# Kinetic energy of a bullet

A bullet with a mass of 4.90 g and a speed of 609 m/s penetrates a tree to a depth of 4.07 cm. Assuming that the frictional force is constant, determine how much time elapsed between the moment the bullet entered the tree and the moment it stopped.

I thought I could use the equation time = distance divided by velocity, but that's not right. Apparently the answer is 1.33e-4 and I can't figure out how to get it!

HallsofIvy
Homework Helper
You CAN'T use "time = distance divided by velocity" because there is no constant velocity.

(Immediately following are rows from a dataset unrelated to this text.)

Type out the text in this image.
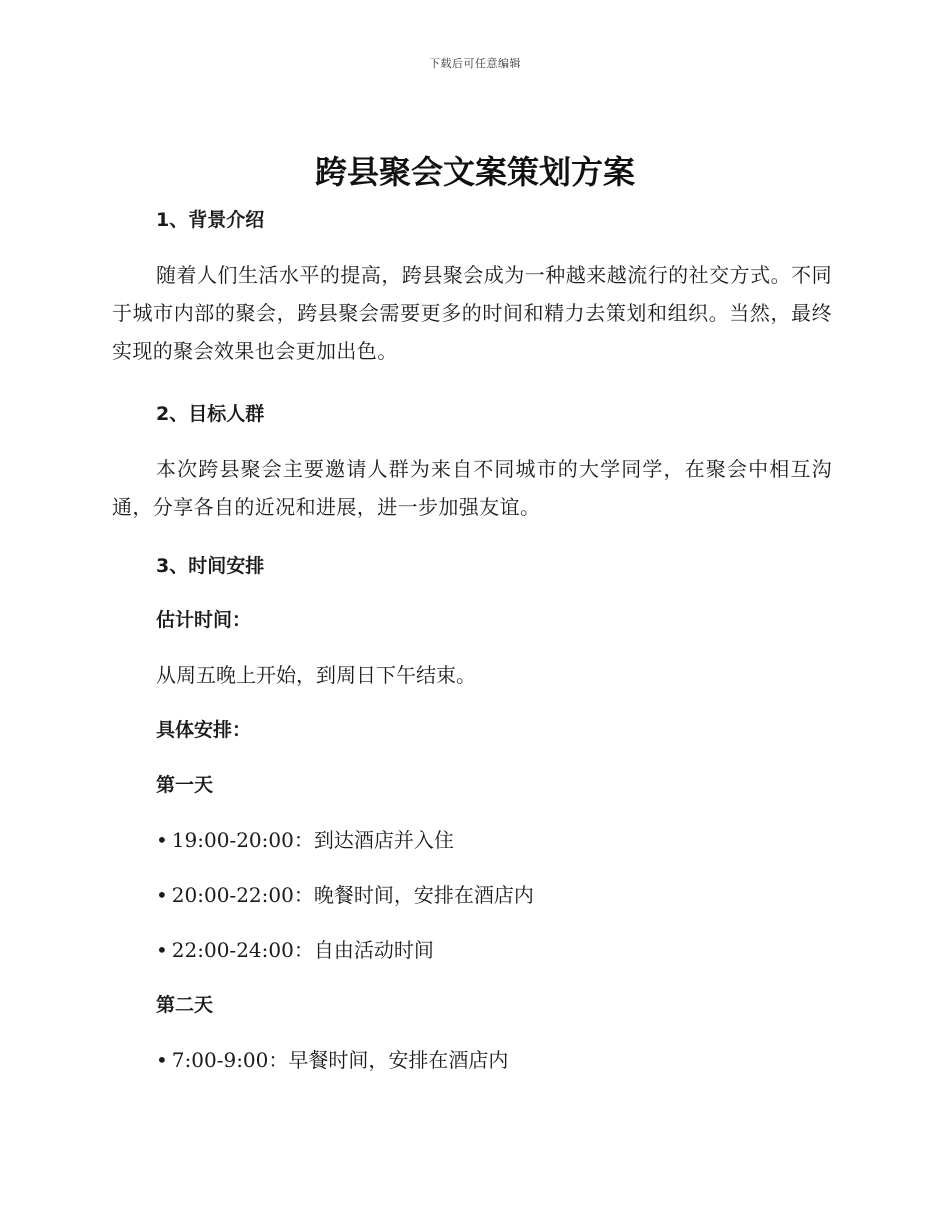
下载后可任意编辑
跨县聚会文案策划方案
1、背景介绍
随着人们生活水平的提高，跨县聚会成为一种越来越流行的社交方式。不同于城市内部的聚会，跨县聚会需要更多的时间和精力去策划和组织。当然，最终实现的聚会效果也会更加出色。
2、目标人群
本次跨县聚会主要邀请人群为来自不同城市的大学同学，在聚会中相互沟通，分享各自的近况和进展，进一步加强友谊。
3、时间安排
估计时间：
从周五晚上开始，到周日下午结束。
具体安排：
第一天
• 19:00-20:00：到达酒店并入住
• 20:00-22:00：晚餐时间，安排在酒店内
• 22:00-24:00：自由活动时间
第二天
• 7:00-9:00：早餐时间，安排在酒店内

My first thought was to use "energy". At first the bullet has kinetic energy (1/2)m v2= (1/2)(0.0049)(609)2= 909 Joules (I converted mass from grams to kg). At the end it has no kinetic energy. The "constant friction force" must have done work equal to that, and since the force IS constant, that is "force times distance". You can use that to find the force: F*0.0407= 909 so
F= 909/0.0407= 22326 Newtons. Once you know the force, you can find the acceleration (f= ma): 22326= 0.0049a so a= 22326/.0049= 4556278 m/s2, and then determine the time for the velocity to reduce to 0: 4556278 t= 609 so t= 609/4556278= 0.00134= 1.34 x 10-4 seconds.

Another way, MUCH simpler (I thought of it AFTER I did the above!) is to use "average velocity". As long as the acceleration is constant, which it is here because the friction force is constant, the average velocity is just "(initial velocity+ final velocity)/2" which, here, is (609+ 0)/2= 304.5 m/s.
At that average velocity, the bullet will require 0.0407/304.5 =
0.000134= 1.34 x 10-4 seconds to penetrate 0.0407 m.
(And we didn't need to use the mass!)